Photo by: Vassillis Kokkinidis
Music streaming has become the new norm over the past few years. Gone are the days where you would have to choose what album or song to buy based on your budget, with streaming services such as Spotify and Apple Music offering cheap subscription fees to open up a whole world of unlimited listening.
Sounds like a dream, but what are the realities of streaming music?
Despite the fact it has recently been announced that record labels have seen the biggest revenue rise in more than a decade due to streaming services, with Warner Music announcing revenue of £2.66bn last year, many worry about how much these streaming services actually pay to artists and the impact on the music industry in general.
Celebrities like Taylor Swift and Radiohead’s Thom Yorke have publicly spoke out about their dislike for companies like Spotify, but it’s important to remember the days before music streaming was so popular.
Illegal music downloading is now less tempting, new music can be found in a few clicks, playlists of your choice can be created and you can listen to any music on the go.
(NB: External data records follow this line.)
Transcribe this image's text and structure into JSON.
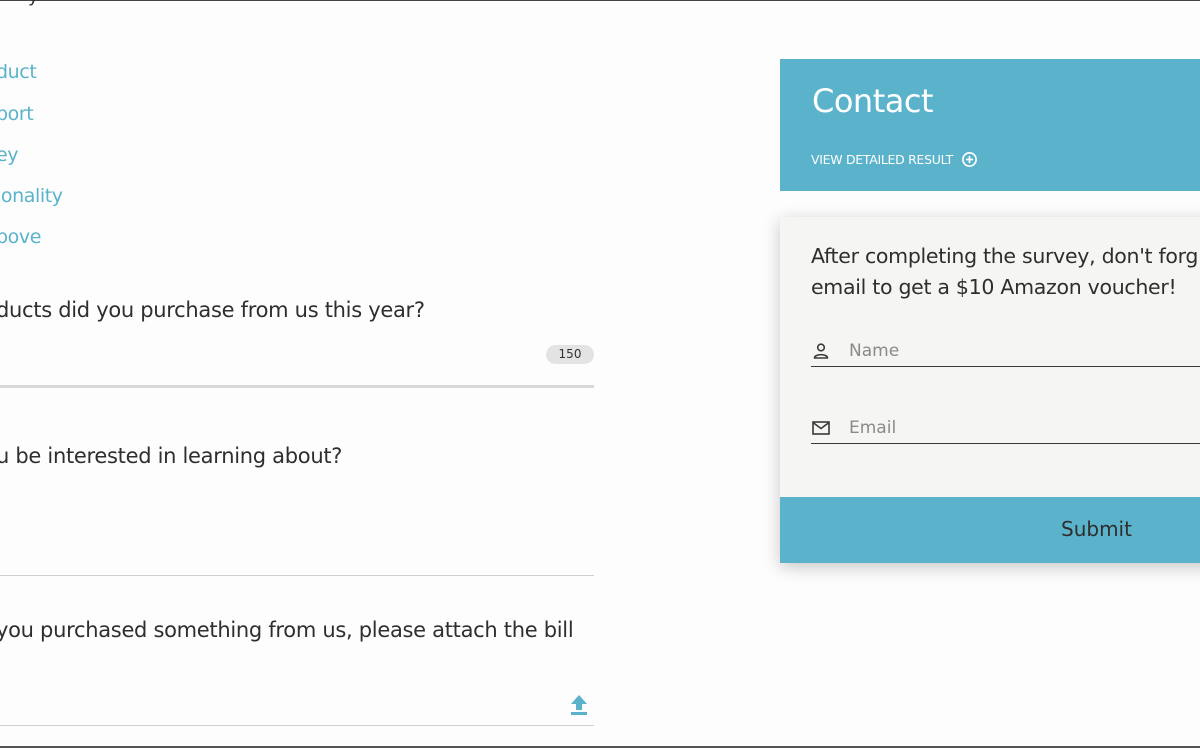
{
  "survey": {
    "options": [
      "duct",
      "port",
      "ey",
      "ionality",
      "bove"
    ],
    "questions": [
      "ducts did you purchase from us this year?",
      "u be interested in learning about?",
      "you purchased something from us, please attach the bill"
    ],
    "char_counter": "150"
  },
  "contact": {
    "title": "Contact",
    "detail_link": "VIEW DETAILED RESULT",
    "promo_line1": "After completing the survey, don't forg",
    "promo_line2": "email to get a $10 Amazon voucher!",
    "name_placeholder": "Name",
    "email_placeholder": "Email",
    "submit_label": "Submit"
  },
  "colors": {
    "accent": "#5ab2cb",
    "card_background": "#f5f5f3",
    "page_background": "#fdfdfd"
  },
  "icons": [
    "plus-circle-icon",
    "person-icon",
    "mail-icon",
    "upload-icon"
  ]
}
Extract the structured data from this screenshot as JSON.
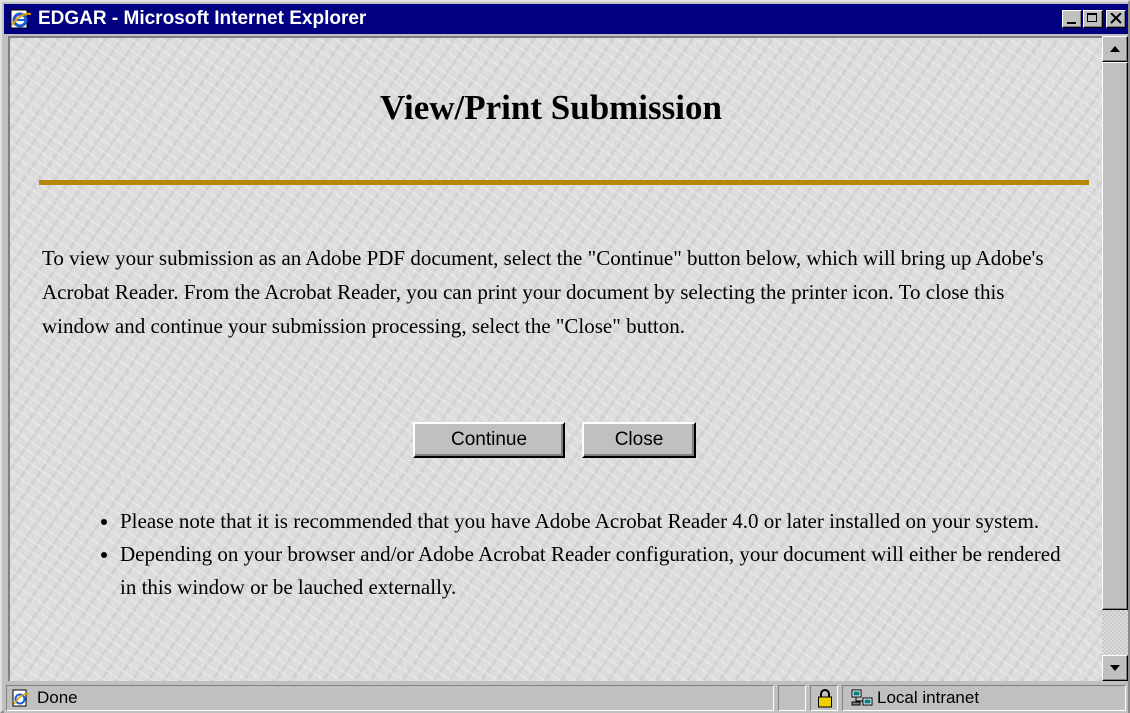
{
  "window": {
    "title": "EDGAR - Microsoft Internet Explorer",
    "icon": "ie-icon",
    "titlebar_color": "#000080"
  },
  "page": {
    "title": "View/Print Submission",
    "rule_color": "#b8860b",
    "intro": "To view your submission as an Adobe PDF document, select the \"Continue\" button below, which will bring up Adobe's Acrobat Reader. From the Acrobat Reader, you can print your document by selecting the printer icon. To close this window and continue your submission processing, select the \"Close\" button.",
    "buttons": {
      "continue": "Continue",
      "close": "Close"
    },
    "notes": [
      "Please note that it is recommended that you have Adobe Acrobat Reader 4.0 or later installed on your system.",
      "Depending on your browser and/or Adobe Acrobat Reader configuration, your document will either be rendered in this window or be lauched externally."
    ]
  },
  "status": {
    "text": "Done",
    "zone": "Local intranet",
    "icons": [
      "ie-page-icon",
      "lock-icon",
      "intranet-icon"
    ]
  }
}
Paul Smernicki, who was head of digital at Universal Records for 17 years, told The Guardian: “I thought the days of the music industry talking about anything in terms of millions were gone, but now we are looking at billions of streams on an almost daily basis”.
Interestingly, Luis Aguiar and Joel Waldfogel wrote a paper on the matter, focusing on Spotify in particular.
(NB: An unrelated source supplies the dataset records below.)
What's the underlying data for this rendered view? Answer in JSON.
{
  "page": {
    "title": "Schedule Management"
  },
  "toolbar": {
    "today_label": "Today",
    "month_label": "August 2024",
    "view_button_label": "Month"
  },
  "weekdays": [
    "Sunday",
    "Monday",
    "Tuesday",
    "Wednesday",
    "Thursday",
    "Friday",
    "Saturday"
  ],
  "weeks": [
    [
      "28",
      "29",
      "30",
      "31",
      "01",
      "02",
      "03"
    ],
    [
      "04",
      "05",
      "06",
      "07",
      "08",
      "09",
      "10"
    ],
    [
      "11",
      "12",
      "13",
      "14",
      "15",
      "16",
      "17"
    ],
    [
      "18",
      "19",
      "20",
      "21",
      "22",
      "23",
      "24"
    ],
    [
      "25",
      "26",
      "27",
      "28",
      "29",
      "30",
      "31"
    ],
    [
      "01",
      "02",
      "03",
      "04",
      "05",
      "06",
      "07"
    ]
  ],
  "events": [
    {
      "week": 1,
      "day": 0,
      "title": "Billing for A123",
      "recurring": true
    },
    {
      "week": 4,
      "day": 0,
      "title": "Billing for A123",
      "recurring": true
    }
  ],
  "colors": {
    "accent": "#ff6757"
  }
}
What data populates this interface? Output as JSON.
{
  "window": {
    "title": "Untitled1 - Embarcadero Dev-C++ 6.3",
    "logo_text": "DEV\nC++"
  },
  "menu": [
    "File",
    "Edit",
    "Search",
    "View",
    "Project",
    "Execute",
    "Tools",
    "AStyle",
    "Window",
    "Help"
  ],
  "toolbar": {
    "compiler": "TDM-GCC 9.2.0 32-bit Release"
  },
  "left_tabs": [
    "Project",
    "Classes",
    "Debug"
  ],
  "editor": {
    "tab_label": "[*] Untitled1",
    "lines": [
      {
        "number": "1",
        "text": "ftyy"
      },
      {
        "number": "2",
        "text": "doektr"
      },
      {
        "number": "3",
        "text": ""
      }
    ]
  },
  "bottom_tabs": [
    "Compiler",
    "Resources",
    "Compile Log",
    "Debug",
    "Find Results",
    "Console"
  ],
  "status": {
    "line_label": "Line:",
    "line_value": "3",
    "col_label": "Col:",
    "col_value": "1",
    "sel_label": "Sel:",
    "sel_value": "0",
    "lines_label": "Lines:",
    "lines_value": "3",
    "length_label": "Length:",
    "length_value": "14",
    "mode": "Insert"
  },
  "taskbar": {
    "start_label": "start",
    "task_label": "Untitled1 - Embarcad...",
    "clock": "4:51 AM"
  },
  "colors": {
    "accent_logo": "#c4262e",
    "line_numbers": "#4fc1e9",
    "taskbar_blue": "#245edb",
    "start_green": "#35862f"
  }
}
They found that despite a stream landing the artist less money than a sale on average, the gains in streaming revenue mean that the loss of the sale is cancelled out, meaning streaming is actually revenue neutral for the music industry.
So at the moment, despite the dark cloud which seems to hang over it, streaming does not seem to be an issue threatening the music industry, and surprisingly has its benefits for both us listeners and the artists alike.